A woman working for the USPS was fired for excessive absences and a history of suspensions. But she claimed the real reasons for her termination were her race and sex, and she was further discriminated because of a disability from a back injury. She made her way to a district court in Illinois.
The woman, an African-American, filed a lawsuit for discrimination and retaliation, citing five adverse actions from her employers. Firstly, she alleged that the USPS delayed paying her salary for two months after she’d missed work from her injury. Next, she claimed that she was transferred to another annex due to discrimination and retaliation for her complaints of discrimination.
A third allegedly adverse employment action was what she asserted was a pattern of harassment from her supervisors. She’d been told to take her lunch before 3:00 pm and to work into the night if she couldn’t finish her route during daylight hours. Supervisors also followed her on her route, told her to cross in wet grass (which she believed was hazardous) and asked her to verify mail addresses between stops. Additional harassment included warning her of her absenteeism, denying her non-union representation at pre-disciplinary interviews and reminding her of USPS policies (which she conceded was critical of her work).
The other two claims were the only ones the district court acknowledged as material. She was put on long-term suspension after profanely informing a supervisor that she was going to assault a co-worker and responding in a similar manner when the supervisor asked her to calm down. Finally, the termination itself was accepted as an adverse employment action.
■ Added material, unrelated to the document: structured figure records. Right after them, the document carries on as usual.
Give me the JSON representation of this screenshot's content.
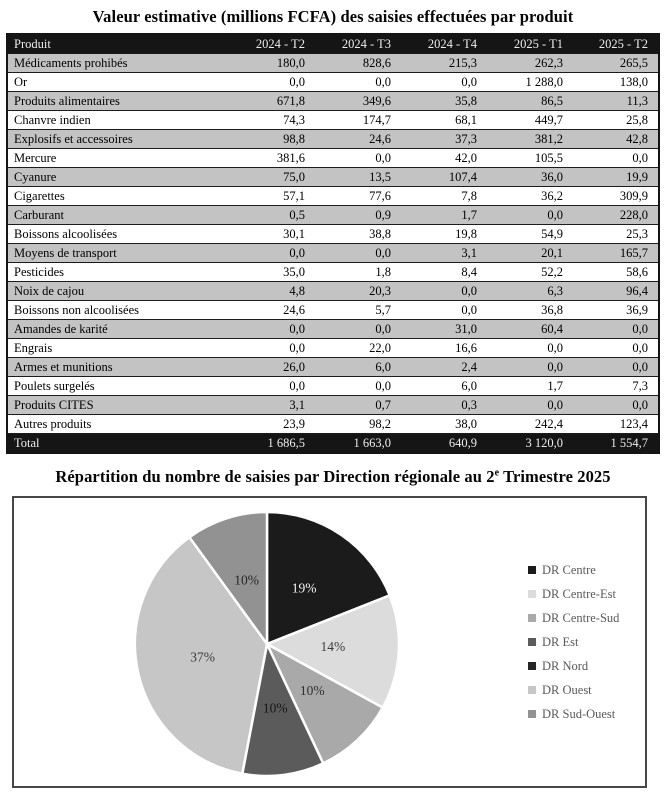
{
  "table_section": {
    "title": "Valeur estimative (millions FCFA) des saisies effectuées par produit",
    "columns": [
      "Produit",
      "2024 - T2",
      "2024 - T3",
      "2024 - T4",
      "2025 - T1",
      "2025 - T2"
    ],
    "rows": [
      {
        "produit": "Médicaments prohibés",
        "values": [
          "180,0",
          "828,6",
          "215,3",
          "262,3",
          "265,5"
        ]
      },
      {
        "produit": "Or",
        "values": [
          "0,0",
          "0,0",
          "0,0",
          "1 288,0",
          "138,0"
        ]
      },
      {
        "produit": "Produits alimentaires",
        "values": [
          "671,8",
          "349,6",
          "35,8",
          "86,5",
          "11,3"
        ]
      },
      {
        "produit": "Chanvre indien",
        "values": [
          "74,3",
          "174,7",
          "68,1",
          "449,7",
          "25,8"
        ]
      },
      {
        "produit": "Explosifs et accessoires",
        "values": [
          "98,8",
          "24,6",
          "37,3",
          "381,2",
          "42,8"
        ]
      },
      {
        "produit": "Mercure",
        "values": [
          "381,6",
          "0,0",
          "42,0",
          "105,5",
          "0,0"
        ]
      },
      {
        "produit": "Cyanure",
        "values": [
          "75,0",
          "13,5",
          "107,4",
          "36,0",
          "19,9"
        ]
      },
      {
        "produit": "Cigarettes",
        "values": [
          "57,1",
          "77,6",
          "7,8",
          "36,2",
          "309,9"
        ]
      },
      {
        "produit": "Carburant",
        "values": [
          "0,5",
          "0,9",
          "1,7",
          "0,0",
          "228,0"
        ]
      },
      {
        "produit": "Boissons alcoolisées",
        "values": [
          "30,1",
          "38,8",
          "19,8",
          "54,9",
          "25,3"
        ]
      },
      {
        "produit": "Moyens de transport",
        "values": [
          "0,0",
          "0,0",
          "3,1",
          "20,1",
          "165,7"
        ]
      },
      {
        "produit": "Pesticides",
        "values": [
          "35,0",
          "1,8",
          "8,4",
          "52,2",
          "58,6"
        ]
      },
      {
        "produit": "Noix de cajou",
        "values": [
          "4,8",
          "20,3",
          "0,0",
          "6,3",
          "96,4"
        ]
      },
      {
        "produit": "Boissons non alcoolisées",
        "values": [
          "24,6",
          "5,7",
          "0,0",
          "36,8",
          "36,9"
        ]
      },
      {
        "produit": "Amandes de karité",
        "values": [
          "0,0",
          "0,0",
          "31,0",
          "60,4",
          "0,0"
        ]
      },
      {
        "produit": "Engrais",
        "values": [
          "0,0",
          "22,0",
          "16,6",
          "0,0",
          "0,0"
        ]
      },
      {
        "produit": "Armes et munitions",
        "values": [
          "26,0",
          "6,0",
          "2,4",
          "0,0",
          "0,0"
        ]
      },
      {
        "produit": "Poulets surgelés",
        "values": [
          "0,0",
          "0,0",
          "6,0",
          "1,7",
          "7,3"
        ]
      },
      {
        "produit": "Produits CITES",
        "values": [
          "3,1",
          "0,7",
          "0,3",
          "0,0",
          "0,0"
        ]
      },
      {
        "produit": "Autres produits",
        "values": [
          "23,9",
          "98,2",
          "38,0",
          "242,4",
          "123,4"
        ]
      }
    ],
    "total": {
      "label": "Total",
      "values": [
        "1 686,5",
        "1 663,0",
        "640,9",
        "3 120,0",
        "1 554,7"
      ]
    }
  },
  "chart_section": {
    "title_part1": "Répartition du nombre de saisies par Direction régionale au 2",
    "title_sup": "e",
    "title_part2": " Trimestre 2025"
  },
  "chart_data": {
    "type": "pie",
    "title": "Répartition du nombre de saisies par Direction régionale au 2e Trimestre 2025",
    "legend_position": "right",
    "unit": "percent",
    "slices": [
      {
        "label": "DR Centre",
        "value": 19,
        "display": "19%",
        "color": "#1b1b1b",
        "text_color": "#f5f5f5"
      },
      {
        "label": "DR Centre-Est",
        "value": 14,
        "display": "14%",
        "color": "#dcdcdc",
        "text_color": "#3d3d3d"
      },
      {
        "label": "DR Centre-Sud",
        "value": 10,
        "display": "10%",
        "color": "#a9a9a9",
        "text_color": "#2f2f2f"
      },
      {
        "label": "DR Est",
        "value": 10,
        "display": "10%",
        "color": "#5b5b5b",
        "text_color": "#161616"
      },
      {
        "label": "DR Nord",
        "value": 0,
        "display": "",
        "color": "#262626",
        "text_color": "#f5f5f5"
      },
      {
        "label": "DR Ouest",
        "value": 37,
        "display": "37%",
        "color": "#c6c6c6",
        "text_color": "#3d3d3d"
      },
      {
        "label": "DR Sud-Ouest",
        "value": 10,
        "display": "10%",
        "color": "#929292",
        "text_color": "#262626"
      }
    ]
  }
}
She was fired based on 53 unauthorized absences in a three-month period and her disciplinary record, including a letter of warning, a seven-day suspension, a 14-day suspension and the long-term suspension.
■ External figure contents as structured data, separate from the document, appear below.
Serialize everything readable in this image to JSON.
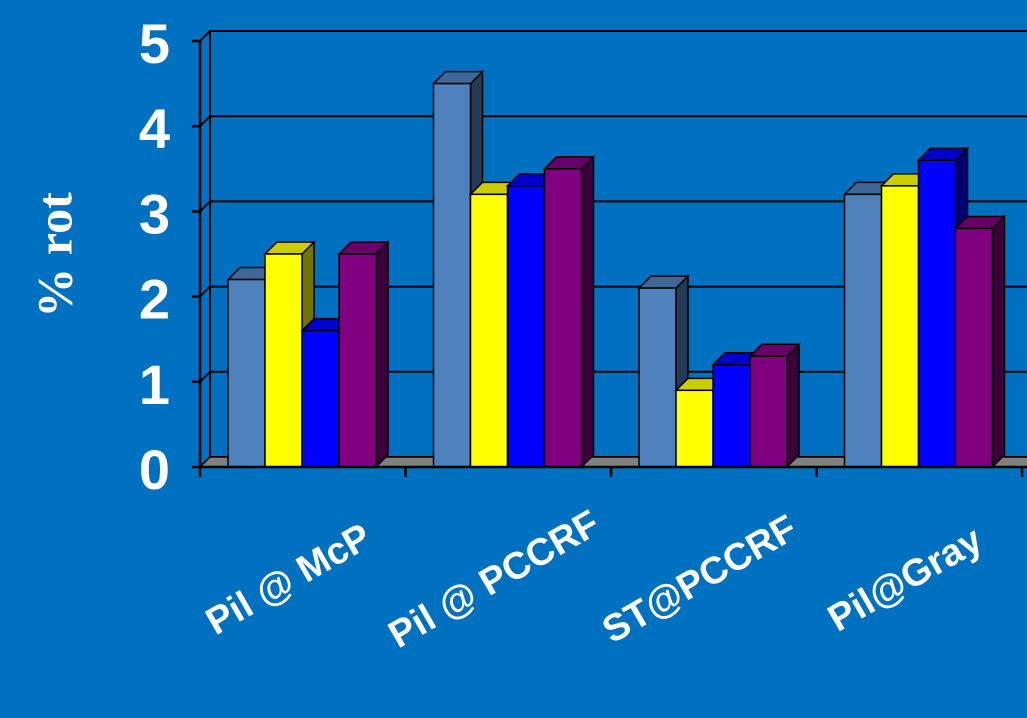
{
  "chart_data": {
    "type": "bar",
    "title": "",
    "ylabel": "% rot",
    "xlabel": "",
    "ylim": [
      0,
      5
    ],
    "yticks": [
      "0",
      "1",
      "2",
      "3",
      "4",
      "5"
    ],
    "categories": [
      "Pil @ McP",
      "Pil @ PCCRF",
      "ST@PCCRF",
      "Pil@Gray"
    ],
    "series": [
      {
        "values": [
          2.2,
          4.5,
          2.1,
          3.2
        ]
      },
      {
        "values": [
          2.5,
          3.2,
          0.9,
          3.3
        ]
      },
      {
        "values": [
          1.6,
          3.3,
          1.2,
          3.6
        ]
      },
      {
        "values": [
          2.5,
          3.5,
          1.3,
          2.8
        ]
      }
    ],
    "grid": true,
    "legend": "none",
    "three_d": true
  },
  "colors": {
    "background": "#0070C0",
    "series": [
      "#4F81BD",
      "#FFFF00",
      "#0000FF",
      "#800080"
    ],
    "gridline": "#000000",
    "text": "#FFFFFF"
  }
}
The district court ruled in favor of the USPS. Only taking the latter two claims into account, judges did not believe that the plaintiff had shown that she was adequately performing her job, a requirement as she was relying on the indirect method of proof. Judges also accepted the Postal Service’s argument as factual because the plaintiff didn’t comply with Local Rule 56.1(b), which stipulates that, when opposing a motion (in this case, one for summary judgment), she would need to reference affidavits or parts of the record to support her denials – but she failed to do so.
Appellate judges agreed that the first three claims were not materially adverse – the two-month delay in payment and the transfer had no effect on her employment, and the reputed hostile work environment did not reveal a pattern of threatening or humiliating harassment. She compared herself to a white male employee with numerous absences but who was not disciplined. But he had made no profane threats and did not have as high a number of absences as the plaintiff – the latter point which the appeals court asserted was reason enough for her termination.
The woman also argued that she had shown enough evidence to support the retaliation claim under the direct method of proof. But because she’d relied on the indirect method in district court, appellate judges could not consider this particular argument. The grant of summary judgment for the USPS was affirmed.